How does Zoom compare to Google Meet?

Zoom has better video quality, more features (breakout rooms, AI summaries, polling), and a more polished experience for large meetings. Google Meet's advantage is its integration with Google Workspace — if your team lives in Gmail and Google Calendar, Meet is the path of least resistance. Meet is also included free with Google Workspace, while Zoom requires a separate subscription. For organizations choosing between ecosystems, this often comes down to Microsoft 365 + Teams vs. Google Workspace + Meet vs. separate best-of-breed tools with Zoom.

Is Loom free to use?

Loom has a free plan with 25 videos (up to 5 minutes each), Loom branding, and basic features. This is enough to try the tool, but most active users hit the limits within 2-3 weeks. The Business plan at $12.50/creator/month removes all limits. Viewers always access Loom for free — only people who record need paid seats.
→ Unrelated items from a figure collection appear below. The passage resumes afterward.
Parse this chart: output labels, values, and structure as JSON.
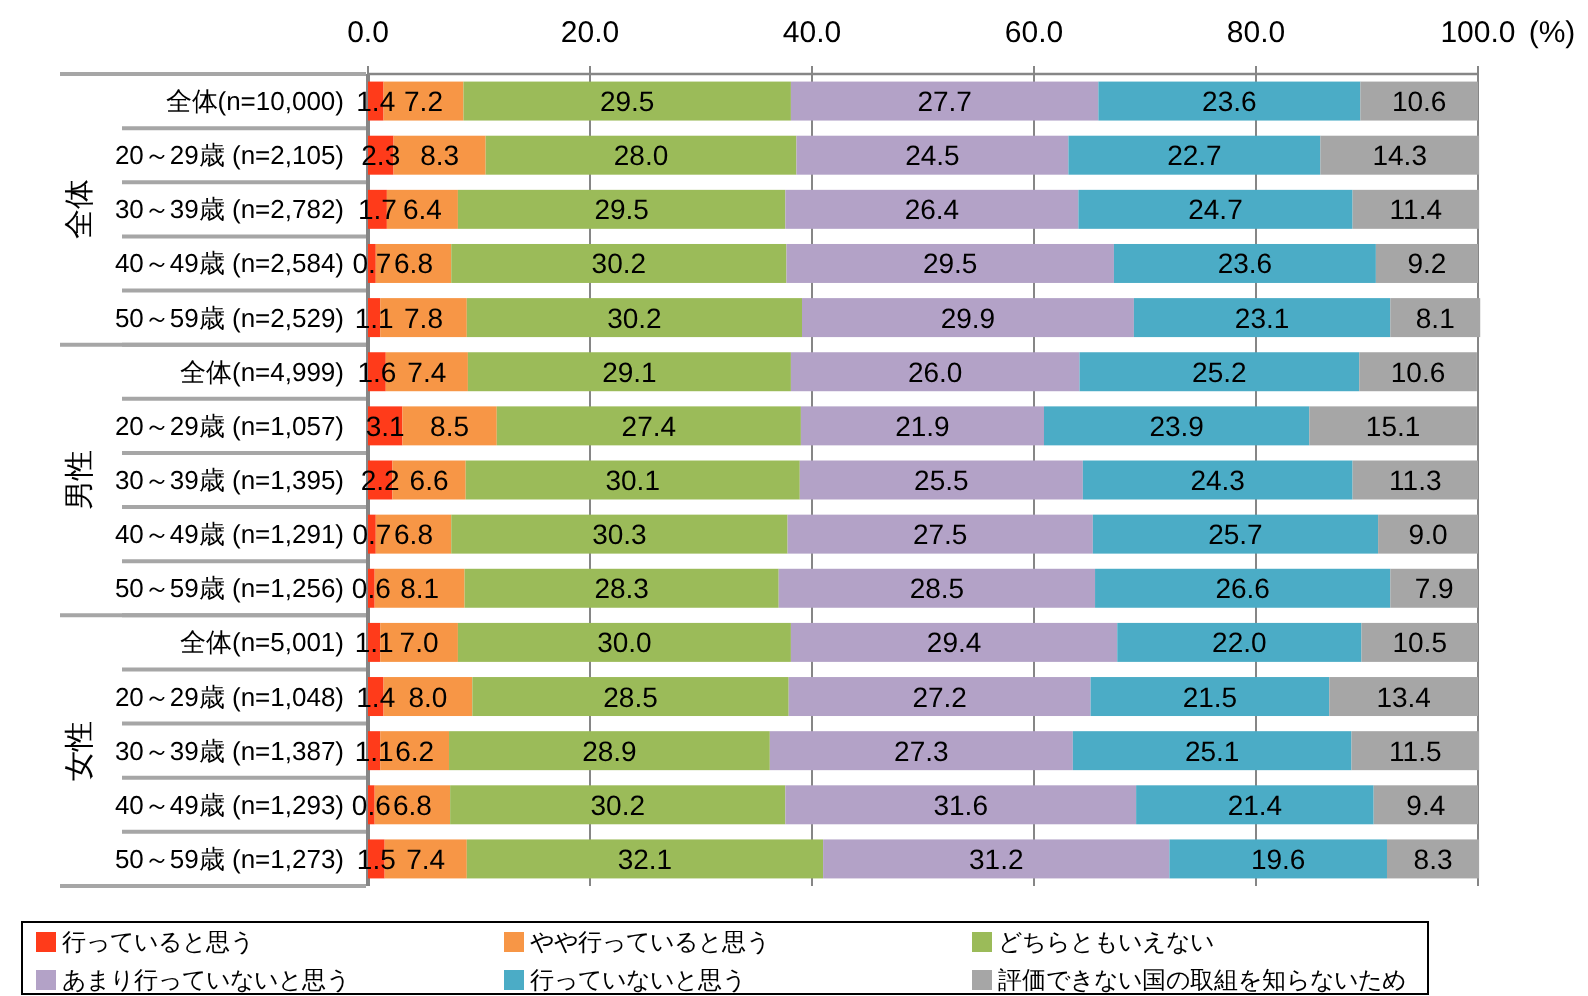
{
  "chart_data": {
    "type": "bar",
    "orientation": "horizontal",
    "stacked": true,
    "categories": [
      "全体(n=10,000)",
      "20～29歳 (n=2,105)",
      "30～39歳 (n=2,782)",
      "40～49歳 (n=2,584)",
      "50～59歳 (n=2,529)",
      "全体(n=4,999)",
      "20～29歳 (n=1,057)",
      "30～39歳 (n=1,395)",
      "40～49歳 (n=1,291)",
      "50～59歳 (n=1,256)",
      "全体(n=5,001)",
      "20～29歳 (n=1,048)",
      "30～39歳 (n=1,387)",
      "40～49歳 (n=1,293)",
      "50～59歳 (n=1,273)"
    ],
    "series": [
      {
        "name": "行っていると思う",
        "color": "#ff3b1a",
        "values": [
          1.4,
          2.3,
          1.7,
          0.7,
          1.1,
          1.6,
          3.1,
          2.2,
          0.7,
          0.6,
          1.1,
          1.4,
          1.1,
          0.6,
          1.5
        ],
        "value_labels": [
          "1.4",
          "2.3",
          "1.7",
          "0.7",
          "1.1",
          "1.6",
          "3.1",
          "2.2",
          "0.7",
          "0.6",
          "1.1",
          "1.4",
          "1.1",
          "0.6",
          "1.5"
        ]
      },
      {
        "name": "やや行っていると思う",
        "color": "#f79646",
        "values": [
          7.2,
          8.3,
          6.4,
          6.8,
          7.8,
          7.4,
          8.5,
          6.6,
          6.8,
          8.1,
          7.0,
          8.0,
          6.2,
          6.8,
          7.4
        ],
        "value_labels": [
          "7.2",
          "8.3",
          "6.4",
          "6.8",
          "7.8",
          "7.4",
          "8.5",
          "6.6",
          "6.8",
          "8.1",
          "7.0",
          "8.0",
          "6.2",
          "6.8",
          "7.4"
        ]
      },
      {
        "name": "どちらともいえない",
        "color": "#9bbb59",
        "values": [
          29.5,
          28.0,
          29.5,
          30.2,
          30.2,
          29.1,
          27.4,
          30.1,
          30.3,
          28.3,
          30.0,
          28.5,
          28.9,
          30.2,
          32.1
        ],
        "value_labels": [
          "29.5",
          "28.0",
          "29.5",
          "30.2",
          "30.2",
          "29.1",
          "27.4",
          "30.1",
          "30.3",
          "28.3",
          "30.0",
          "28.5",
          "28.9",
          "30.2",
          "32.1"
        ]
      },
      {
        "name": "あまり行っていないと思う",
        "color": "#b3a2c7",
        "values": [
          27.7,
          24.5,
          26.4,
          29.5,
          29.9,
          26.0,
          21.9,
          25.5,
          27.5,
          28.5,
          29.4,
          27.2,
          27.3,
          31.6,
          31.2
        ],
        "value_labels": [
          "27.7",
          "24.5",
          "26.4",
          "29.5",
          "29.9",
          "26.0",
          "21.9",
          "25.5",
          "27.5",
          "28.5",
          "29.4",
          "27.2",
          "27.3",
          "31.6",
          "31.2"
        ]
      },
      {
        "name": "行っていないと思う",
        "color": "#4bacc6",
        "values": [
          23.6,
          22.7,
          24.7,
          23.6,
          23.1,
          25.2,
          23.9,
          24.3,
          25.7,
          26.6,
          22.0,
          21.5,
          25.1,
          21.4,
          19.6
        ],
        "value_labels": [
          "23.6",
          "22.7",
          "24.7",
          "23.6",
          "23.1",
          "25.2",
          "23.9",
          "24.3",
          "25.7",
          "26.6",
          "22.0",
          "21.5",
          "25.1",
          "21.4",
          "19.6"
        ]
      },
      {
        "name": "評価できない国の取組を知らないため",
        "color": "#a6a6a6",
        "values": [
          10.6,
          14.3,
          11.4,
          9.2,
          8.1,
          10.6,
          15.1,
          11.3,
          9.0,
          7.9,
          10.5,
          13.4,
          11.5,
          9.4,
          8.3
        ],
        "value_labels": [
          "10.6",
          "14.3",
          "11.4",
          "9.2",
          "8.1",
          "10.6",
          "15.1",
          "11.3",
          "9.0",
          "7.9",
          "10.5",
          "13.4",
          "11.5",
          "9.4",
          "8.3"
        ]
      }
    ],
    "xlim": [
      0,
      100
    ],
    "xticks": [
      {
        "value": 0,
        "label": "0.0"
      },
      {
        "value": 20,
        "label": "20.0"
      },
      {
        "value": 40,
        "label": "40.0"
      },
      {
        "value": 60,
        "label": "60.0"
      },
      {
        "value": 80,
        "label": "80.0"
      },
      {
        "value": 100,
        "label": "100.0"
      }
    ],
    "xlabel": "(%)",
    "annotations": [
      "全体",
      "男性",
      "女性"
    ],
    "grid": "x",
    "legend": "bottom"
  }
}
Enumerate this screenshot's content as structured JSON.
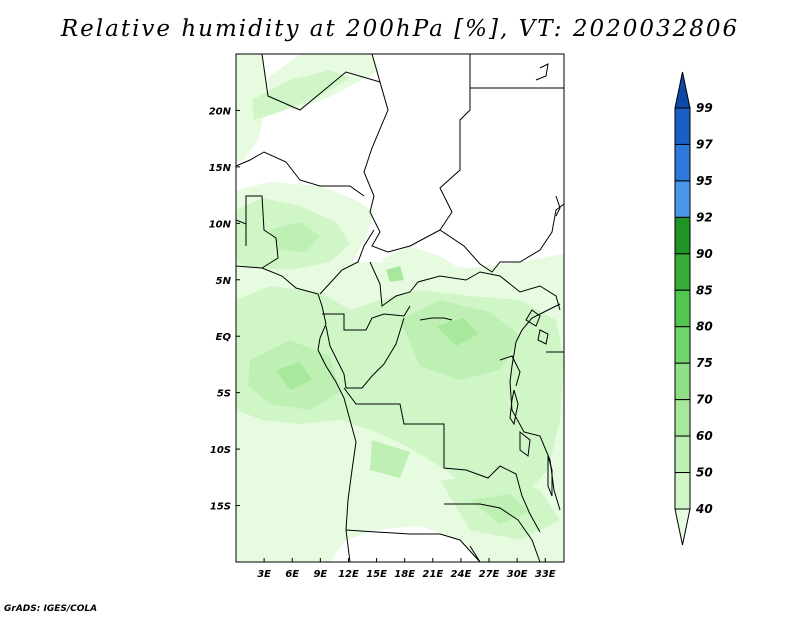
{
  "title": "Relative humidity at 200hPa [%], VT: 2020032806",
  "credit": "GrADS: IGES/COLA",
  "map": {
    "lon_labels": [
      "3E",
      "6E",
      "9E",
      "12E",
      "15E",
      "18E",
      "21E",
      "24E",
      "27E",
      "30E",
      "33E"
    ],
    "lon_values": [
      3,
      6,
      9,
      12,
      15,
      18,
      21,
      24,
      27,
      30,
      33
    ],
    "lat_labels": [
      "20N",
      "15N",
      "10N",
      "5N",
      "EQ",
      "5S",
      "10S",
      "15S"
    ],
    "lat_values": [
      20,
      15,
      10,
      5,
      0,
      -5,
      -10,
      -15
    ],
    "lon_range": [
      0,
      35
    ],
    "lat_range": [
      -20,
      25
    ]
  },
  "colorbar": {
    "levels": [
      "40",
      "50",
      "60",
      "70",
      "75",
      "80",
      "85",
      "90",
      "92",
      "95",
      "97",
      "99"
    ],
    "colors": [
      "#e6fbe0",
      "#d0f6c8",
      "#bff0b3",
      "#a8e89c",
      "#8fde86",
      "#72d46c",
      "#53c64f",
      "#36ad36",
      "#1e9425",
      "#4a96ea",
      "#2c78dc",
      "#1a5fc6",
      "#0d4aa8"
    ]
  },
  "chart_data": {
    "type": "heatmap",
    "title": "Relative humidity at 200hPa [%], VT: 2020032806",
    "variable": "Relative humidity",
    "units": "%",
    "level": "200hPa",
    "valid_time": "2020032806",
    "contour_levels": [
      40,
      50,
      60,
      70,
      75,
      80,
      85,
      90,
      92,
      95,
      97,
      99
    ],
    "lon_range": [
      0,
      35
    ],
    "lat_range": [
      -20,
      25
    ],
    "xticks": [
      "3E",
      "6E",
      "9E",
      "12E",
      "15E",
      "18E",
      "21E",
      "24E",
      "27E",
      "30E",
      "33E"
    ],
    "yticks": [
      "20N",
      "15N",
      "10N",
      "5N",
      "EQ",
      "5S",
      "10S",
      "15S"
    ]
  }
}
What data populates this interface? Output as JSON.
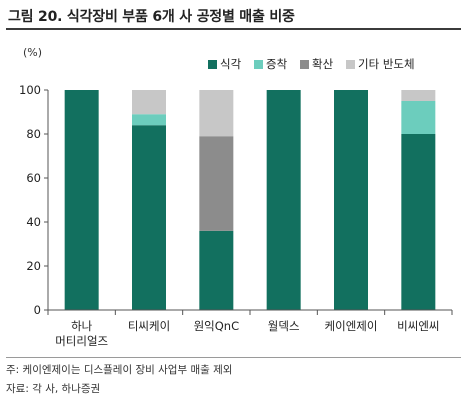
{
  "title": "그림 20. 식각장비 부품 6개 사 공정별 매출 비중",
  "notes": {
    "note": "주: 케이엔제이는 디스플레이 장비 사업부 매출 제외",
    "source": "자료: 각 사, 하나증권"
  },
  "chart_data": {
    "type": "bar",
    "stacked": true,
    "unit_label": "(%)",
    "ylim": [
      0,
      100
    ],
    "yticks": [
      0,
      20,
      40,
      60,
      80,
      100
    ],
    "grid": false,
    "legend_position": "top-right",
    "categories": [
      [
        "하나",
        "머티리얼즈"
      ],
      [
        "티씨케이"
      ],
      [
        "원익QnC"
      ],
      [
        "월덱스"
      ],
      [
        "케이엔제이"
      ],
      [
        "비씨엔씨"
      ]
    ],
    "series": [
      {
        "name": "식각",
        "color": "#12705f",
        "values": [
          100,
          84,
          36,
          100,
          100,
          80
        ]
      },
      {
        "name": "증착",
        "color": "#6ccdbd",
        "values": [
          0,
          5,
          0,
          0,
          0,
          15
        ]
      },
      {
        "name": "확산",
        "color": "#8c8c8c",
        "values": [
          0,
          0,
          43,
          0,
          0,
          0
        ]
      },
      {
        "name": "기타 반도체",
        "color": "#c7c7c7",
        "values": [
          0,
          11,
          21,
          0,
          0,
          5
        ]
      }
    ]
  }
}
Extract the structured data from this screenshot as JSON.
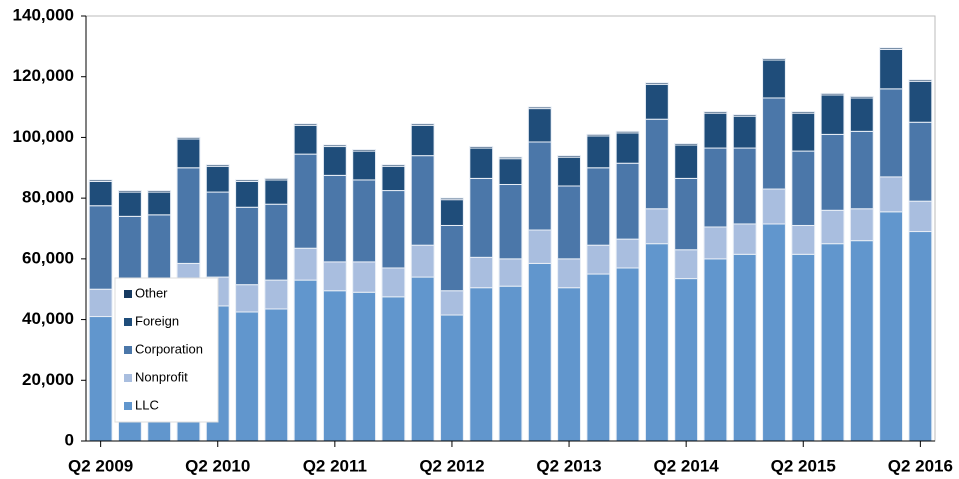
{
  "chart_data": {
    "type": "stacked-bar",
    "categories": [
      "Q2 2009",
      null,
      null,
      null,
      "Q2 2010",
      null,
      null,
      null,
      "Q2 2011",
      null,
      null,
      null,
      "Q2 2012",
      null,
      null,
      null,
      "Q2 2013",
      null,
      null,
      null,
      "Q2 2014",
      null,
      null,
      null,
      "Q2 2015",
      null,
      null,
      null,
      "Q2 2016"
    ],
    "series": [
      {
        "name": "LLC",
        "color": "#6196cd",
        "values": [
          41000,
          41000,
          41500,
          47000,
          44500,
          42500,
          43500,
          53000,
          49500,
          49000,
          47500,
          54000,
          41500,
          50500,
          51000,
          58500,
          50500,
          55000,
          57000,
          65000,
          53500,
          60000,
          61500,
          71500,
          61500,
          65000,
          66000,
          75500,
          69000
        ]
      },
      {
        "name": "Nonprofit",
        "color": "#a9bedf",
        "values": [
          9000,
          9000,
          8500,
          11500,
          9500,
          9000,
          9500,
          10500,
          9500,
          10000,
          9500,
          10500,
          8000,
          10000,
          9000,
          11000,
          9500,
          9500,
          9500,
          11500,
          9500,
          10500,
          10000,
          11500,
          9500,
          11000,
          10500,
          11500,
          10000
        ]
      },
      {
        "name": "Corporation",
        "color": "#4b77a9",
        "values": [
          27500,
          24000,
          24500,
          31500,
          28000,
          25500,
          25000,
          31000,
          28500,
          27000,
          25500,
          29500,
          21500,
          26000,
          24500,
          29000,
          24000,
          25500,
          25000,
          29500,
          23500,
          26000,
          25000,
          30000,
          24500,
          25000,
          25500,
          29000,
          26000
        ]
      },
      {
        "name": "Foreign",
        "color": "#1f4d7a",
        "values": [
          8000,
          8000,
          7500,
          9500,
          8500,
          8500,
          8000,
          9500,
          9500,
          9500,
          8000,
          10000,
          8500,
          10000,
          8500,
          11000,
          9500,
          10500,
          10000,
          11500,
          11000,
          11500,
          10500,
          12500,
          12500,
          13000,
          11000,
          13000,
          13500
        ]
      },
      {
        "name": "Other",
        "color": "#163a61",
        "values": [
          500,
          500,
          500,
          500,
          500,
          500,
          500,
          500,
          500,
          500,
          500,
          500,
          500,
          500,
          500,
          500,
          500,
          500,
          500,
          500,
          500,
          500,
          500,
          500,
          500,
          500,
          500,
          500,
          500
        ]
      }
    ],
    "ylim": [
      0,
      140000
    ],
    "yticks": [
      0,
      {
        "value": 20000,
        "label": "20,000"
      },
      {
        "value": 40000,
        "label": "40,000"
      },
      {
        "value": 60000,
        "label": "60,000"
      },
      {
        "value": 80000,
        "label": "80,000"
      },
      {
        "value": 100000,
        "label": "100,000"
      },
      {
        "value": 120000,
        "label": "120,000"
      },
      {
        "value": 140000,
        "label": "140,000"
      }
    ],
    "legend": "lower left"
  }
}
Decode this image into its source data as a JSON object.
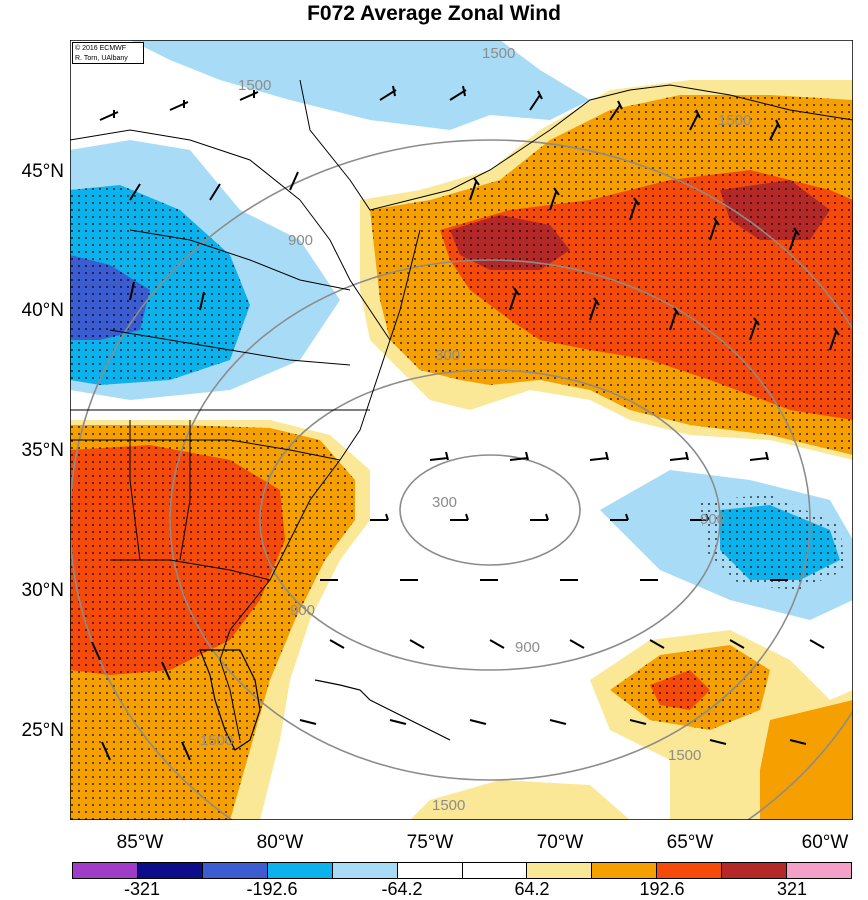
{
  "title": "F072 Average Zonal Wind",
  "credit": {
    "line1": "© 2016 ECMWF",
    "line2": "R. Torn, UAlbany"
  },
  "lat_labels": [
    "45°N",
    "40°N",
    "35°N",
    "30°N",
    "25°N"
  ],
  "lon_labels": [
    "85°W",
    "80°W",
    "75°W",
    "70°W",
    "65°W",
    "60°W"
  ],
  "contour_labels": [
    "1500",
    "1500",
    "1500",
    "900",
    "900",
    "900",
    "300",
    "300",
    "900",
    "1500",
    "1500",
    "1500"
  ],
  "colorbar": {
    "colors": [
      "#a03cc8",
      "#0d0d8c",
      "#3c5cd2",
      "#0cb2ec",
      "#a8dcf6",
      "#ffffff",
      "#ffffff",
      "#fae896",
      "#f5a000",
      "#f54a0a",
      "#b42828",
      "#f5a0c8"
    ],
    "labels": [
      "-321",
      "-192.6",
      "-64.2",
      "64.2",
      "192.6",
      "321"
    ]
  },
  "colors": {
    "ocean": "#ffffff",
    "light_yellow": "#fae896",
    "orange": "#f5a000",
    "red_orange": "#f54a0a",
    "dark_red": "#b42828",
    "light_blue": "#a8dcf6",
    "blue": "#0cb2ec",
    "dark_blue": "#3c5cd2"
  }
}
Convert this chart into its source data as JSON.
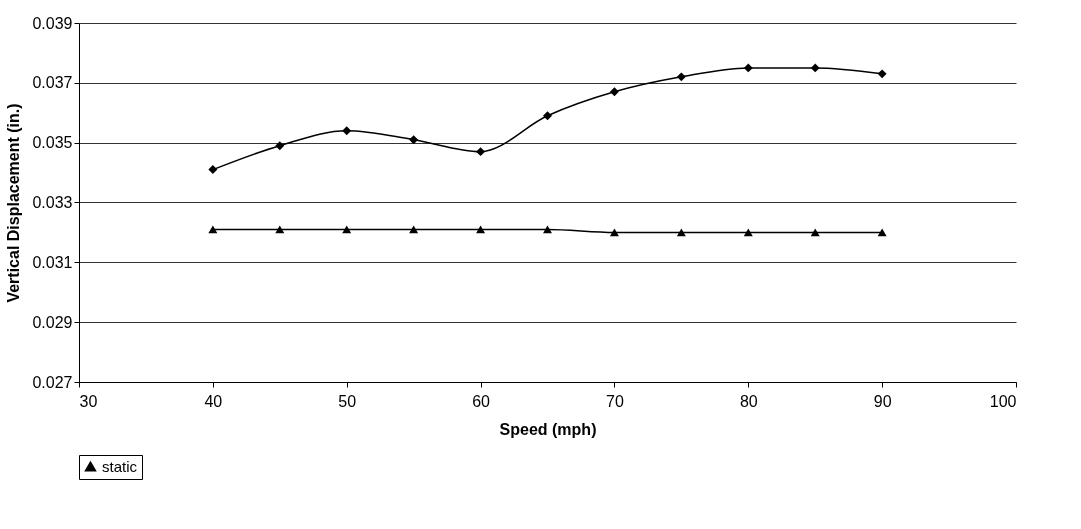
{
  "chart_data": {
    "type": "line",
    "xlabel": "Speed (mph)",
    "ylabel": "Vertical Displacement (in.)",
    "x": [
      40,
      45,
      50,
      55,
      60,
      65,
      70,
      75,
      80,
      85,
      90
    ],
    "series": [
      {
        "color": "#000000",
        "marker": "diamond",
        "values": [
          0.0341,
          0.0349,
          0.0354,
          0.0351,
          0.0347,
          0.0359,
          0.0367,
          0.0372,
          0.0375,
          0.0375,
          0.0373
        ]
      },
      {
        "name": "static",
        "color": "#000000",
        "marker": "triangle",
        "values": [
          0.0321,
          0.0321,
          0.0321,
          0.0321,
          0.0321,
          0.0321,
          0.032,
          0.032,
          0.032,
          0.032,
          0.032
        ]
      }
    ],
    "xlim": [
      30,
      100
    ],
    "xticks": [
      30,
      40,
      50,
      60,
      70,
      80,
      90,
      100
    ],
    "ylim": [
      0.027,
      0.039
    ],
    "yticks": [
      0.027,
      0.029,
      0.031,
      0.033,
      0.035,
      0.037,
      0.039
    ],
    "grid": "y",
    "legend": "bottom",
    "line_style": "solid"
  }
}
How is Loom different from just recording a Zoom call?

Loom is purpose-built for async communication, not live meetings. The recording starts in one click (no meeting link, no waiting room, no calendar invite). The output is a lightweight shareable link, not a large video file. Viewers get transcripts, chapters, speed controls, and timestamped comments. Analytics show engagement. Zoom recording is an afterthought to a meeting tool; Loom makes recording the primary action.

Which is cheaper, Zoom or Loom?

Zoom starts at Free / $13.33/mo, while Loom starts at Free / $12.50/mo Business. Consider which pricing model aligns better with your team size and usage patterns — per-seat pricing adds up differently than flat-rate plans.